It will never happen, but what if? What if Heisman runner-up Manti Te'o, former 7-time Tour De France winner Lance Armstrong and S.W.A.T.S. owner Mitch Ross (you know, the deer antler spray guy from just outside Birmingham) enjoyed a festive dinner together? This is what you might hear:
Te'o: "Man, I'm famished- what's for dinner?"
Ross: "Venison".
Armstrong: "I doped some venison blood once before a marathon- I ran like Bambi".
Te'o: "I believe it."
Armstrong: "Of course you do Manti, you believe anything."
Ross: "Did you know there is naturally occurring IGF-1 in deer meat and deer antlers? Just sprayed some on today."
Armstrong: "Great... by the way, Mitch, do you own any shirts with sleeves?"
Ross: "Have you done your homework? I think you'll find the answer."
Te'o: "I miss doing my homework with Lennay."
Armstrong: "Manti, you're an idiot."
Ross: "Yea, Manti- if you had been wearing my hologram chips, your two brains would have warned you not to be suckered into that hoax."
Armstrong: Mitch is right Manti. Maybe it would have prevented you from being catfished."
Ross: Did you know there is naturally ocurring IGF-1 in catfish eggs?
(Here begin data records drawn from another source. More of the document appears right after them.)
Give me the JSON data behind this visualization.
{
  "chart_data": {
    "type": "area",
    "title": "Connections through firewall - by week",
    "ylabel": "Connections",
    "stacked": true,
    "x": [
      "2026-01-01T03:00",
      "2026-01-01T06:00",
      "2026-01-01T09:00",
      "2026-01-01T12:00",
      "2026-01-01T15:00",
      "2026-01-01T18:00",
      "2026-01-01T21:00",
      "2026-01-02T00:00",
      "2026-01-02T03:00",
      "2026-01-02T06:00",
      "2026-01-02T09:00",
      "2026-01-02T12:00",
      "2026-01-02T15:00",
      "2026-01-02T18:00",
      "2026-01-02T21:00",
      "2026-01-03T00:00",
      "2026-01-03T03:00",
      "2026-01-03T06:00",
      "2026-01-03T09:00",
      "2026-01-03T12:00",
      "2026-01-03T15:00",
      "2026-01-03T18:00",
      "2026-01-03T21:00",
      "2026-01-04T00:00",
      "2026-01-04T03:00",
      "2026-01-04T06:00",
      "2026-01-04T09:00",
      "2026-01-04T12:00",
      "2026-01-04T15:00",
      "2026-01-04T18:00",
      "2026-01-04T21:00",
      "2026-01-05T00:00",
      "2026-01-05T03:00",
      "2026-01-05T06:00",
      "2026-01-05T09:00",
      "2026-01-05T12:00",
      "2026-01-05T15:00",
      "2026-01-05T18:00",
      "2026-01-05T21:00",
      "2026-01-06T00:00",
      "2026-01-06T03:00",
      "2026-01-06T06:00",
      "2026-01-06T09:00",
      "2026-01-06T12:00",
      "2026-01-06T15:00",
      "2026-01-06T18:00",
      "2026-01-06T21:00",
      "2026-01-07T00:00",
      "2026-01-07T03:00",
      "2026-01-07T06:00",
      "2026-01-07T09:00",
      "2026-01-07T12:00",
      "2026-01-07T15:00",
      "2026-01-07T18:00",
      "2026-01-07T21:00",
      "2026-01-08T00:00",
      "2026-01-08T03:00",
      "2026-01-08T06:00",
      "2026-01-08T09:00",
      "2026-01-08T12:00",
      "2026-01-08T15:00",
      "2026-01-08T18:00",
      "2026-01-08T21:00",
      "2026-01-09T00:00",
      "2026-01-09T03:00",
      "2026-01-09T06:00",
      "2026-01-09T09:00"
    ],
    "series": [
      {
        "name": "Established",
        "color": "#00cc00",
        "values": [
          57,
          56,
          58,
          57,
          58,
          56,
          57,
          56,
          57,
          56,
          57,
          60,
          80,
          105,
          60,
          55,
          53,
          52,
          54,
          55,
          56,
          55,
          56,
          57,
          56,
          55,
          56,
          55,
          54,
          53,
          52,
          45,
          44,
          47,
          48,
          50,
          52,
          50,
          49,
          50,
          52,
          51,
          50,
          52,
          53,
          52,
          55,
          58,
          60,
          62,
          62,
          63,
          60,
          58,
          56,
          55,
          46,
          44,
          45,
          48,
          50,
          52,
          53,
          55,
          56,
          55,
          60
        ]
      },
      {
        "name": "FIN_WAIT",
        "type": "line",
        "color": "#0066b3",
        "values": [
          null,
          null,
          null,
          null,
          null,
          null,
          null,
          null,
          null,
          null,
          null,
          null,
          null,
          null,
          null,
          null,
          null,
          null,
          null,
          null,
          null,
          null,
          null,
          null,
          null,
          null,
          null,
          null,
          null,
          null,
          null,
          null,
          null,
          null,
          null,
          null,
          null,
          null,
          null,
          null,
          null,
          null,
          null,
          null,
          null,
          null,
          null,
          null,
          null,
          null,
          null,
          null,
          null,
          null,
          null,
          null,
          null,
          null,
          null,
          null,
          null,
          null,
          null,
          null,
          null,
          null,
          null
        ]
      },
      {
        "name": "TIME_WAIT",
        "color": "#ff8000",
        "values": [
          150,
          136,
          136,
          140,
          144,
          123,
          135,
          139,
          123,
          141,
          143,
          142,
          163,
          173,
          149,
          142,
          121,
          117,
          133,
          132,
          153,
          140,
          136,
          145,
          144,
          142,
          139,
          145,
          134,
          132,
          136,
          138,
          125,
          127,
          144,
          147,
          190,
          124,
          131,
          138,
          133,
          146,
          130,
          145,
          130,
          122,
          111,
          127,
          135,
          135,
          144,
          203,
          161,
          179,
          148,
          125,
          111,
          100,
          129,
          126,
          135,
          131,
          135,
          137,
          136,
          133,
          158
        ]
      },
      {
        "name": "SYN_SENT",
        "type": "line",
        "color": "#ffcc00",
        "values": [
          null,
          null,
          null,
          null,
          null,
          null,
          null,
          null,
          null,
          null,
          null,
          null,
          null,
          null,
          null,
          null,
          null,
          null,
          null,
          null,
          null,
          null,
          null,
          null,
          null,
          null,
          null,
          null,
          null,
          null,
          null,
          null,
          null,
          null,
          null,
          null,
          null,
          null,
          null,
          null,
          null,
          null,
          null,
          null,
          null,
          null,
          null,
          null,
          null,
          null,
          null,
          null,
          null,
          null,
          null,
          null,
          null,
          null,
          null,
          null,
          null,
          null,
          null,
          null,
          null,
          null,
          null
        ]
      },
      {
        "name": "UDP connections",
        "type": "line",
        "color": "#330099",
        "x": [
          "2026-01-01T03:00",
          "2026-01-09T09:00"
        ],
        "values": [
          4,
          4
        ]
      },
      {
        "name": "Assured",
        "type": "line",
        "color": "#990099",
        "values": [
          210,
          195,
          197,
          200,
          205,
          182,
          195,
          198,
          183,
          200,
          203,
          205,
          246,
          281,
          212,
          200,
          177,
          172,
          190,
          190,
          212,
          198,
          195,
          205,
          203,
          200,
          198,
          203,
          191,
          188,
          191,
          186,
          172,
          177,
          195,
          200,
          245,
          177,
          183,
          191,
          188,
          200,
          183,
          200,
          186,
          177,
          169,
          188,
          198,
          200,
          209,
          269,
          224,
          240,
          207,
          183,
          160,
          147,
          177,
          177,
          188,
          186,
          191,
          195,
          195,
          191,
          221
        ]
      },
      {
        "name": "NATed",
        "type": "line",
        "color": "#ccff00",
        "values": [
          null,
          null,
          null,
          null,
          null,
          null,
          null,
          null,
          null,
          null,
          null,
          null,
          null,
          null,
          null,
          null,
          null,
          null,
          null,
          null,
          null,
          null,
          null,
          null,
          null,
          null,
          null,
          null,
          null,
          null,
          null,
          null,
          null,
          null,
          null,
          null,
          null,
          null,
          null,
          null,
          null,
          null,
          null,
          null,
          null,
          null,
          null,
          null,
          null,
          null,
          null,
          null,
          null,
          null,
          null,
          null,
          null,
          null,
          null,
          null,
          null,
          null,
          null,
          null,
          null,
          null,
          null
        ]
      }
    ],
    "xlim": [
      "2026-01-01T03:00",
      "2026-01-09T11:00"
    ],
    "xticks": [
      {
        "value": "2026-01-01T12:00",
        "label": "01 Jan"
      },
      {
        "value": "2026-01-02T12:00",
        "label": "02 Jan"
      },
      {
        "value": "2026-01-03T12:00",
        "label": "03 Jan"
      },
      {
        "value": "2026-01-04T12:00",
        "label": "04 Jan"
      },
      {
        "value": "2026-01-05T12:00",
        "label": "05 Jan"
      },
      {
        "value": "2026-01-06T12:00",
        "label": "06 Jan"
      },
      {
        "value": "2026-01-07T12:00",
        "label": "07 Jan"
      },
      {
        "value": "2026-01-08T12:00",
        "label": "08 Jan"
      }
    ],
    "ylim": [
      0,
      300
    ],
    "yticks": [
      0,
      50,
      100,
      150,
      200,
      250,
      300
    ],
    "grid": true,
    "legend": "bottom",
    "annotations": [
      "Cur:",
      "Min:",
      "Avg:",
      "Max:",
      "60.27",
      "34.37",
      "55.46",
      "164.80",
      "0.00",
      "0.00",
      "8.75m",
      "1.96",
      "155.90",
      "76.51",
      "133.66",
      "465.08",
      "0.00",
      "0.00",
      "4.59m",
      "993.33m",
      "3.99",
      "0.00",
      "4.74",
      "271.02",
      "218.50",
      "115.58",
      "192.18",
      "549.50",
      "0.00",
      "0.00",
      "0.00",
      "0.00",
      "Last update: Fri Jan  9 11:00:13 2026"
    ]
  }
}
Had a few over easy for breakfast.
Te'o: "I believe it."
Armstrong: "And I suppose, Mitch, that you washed them down with your negativley charged water?"
Ross: "Hey- if you had taken my water and supplements you would still have your seven Tour De France titles and never would have had to talk to Oprah."
Te'o: "I believe it."
Ross: "Man, are you gullible, Manti- good thing Finebaum is off the radio for three months. If he got ahold of you he'd roast you."
Armstrong: "Isn't Finebaum that weasel who does a talk show on Sirius/XM?"
Ross: "That reminds me- did you know there is naturally occurring IGF-1 in weasel urine? We harvest weasels in South America, extract the urine, and supply it to athletes all over the world. Just yesterday Ray Lewis and a bunch of Ravens drank some before the Super Bowl."
Armstrong: "The Niners sure could have used some."
Te'o: "I bet Beyonce had some- she was so fine she didn't seem real." I wish Lennay was real. By the way- is AJ McCarron's girlfriend Katherine Webb real? Whenever I see her I just think 'Man, she's unreal. Ha Ha! Get it? Unreal?"
Ross: "I tell you what Manti. When you get to the NFL, I'll chip you up and slide you a few bottles of deer antler spray." If anyone asks you about it, just tell them it never existed."
Armstrong: "Where does that put me? I'm still living in the Hall Of Shame.
Ross: "I'll tell you what. The Boston Marathon is in April. You let me work you up, and when you win that race in world record time, you will be so famous you might get Sheryl back.
Te'o: "Is she real?"
Armstrong: "Will it never end?" Now, what's for desert?
Ross: "One taste of my all-natural armadillo intestine cheesecake and you'll be doing back flips."
Te'o: "I believe it."
Armstrong: "I'm outta here you dopes."
Te'o: "Look who's calling who a dope."
"Ross: "Wait, come back guys! Did I tell you about the time I chipped up Betty White?"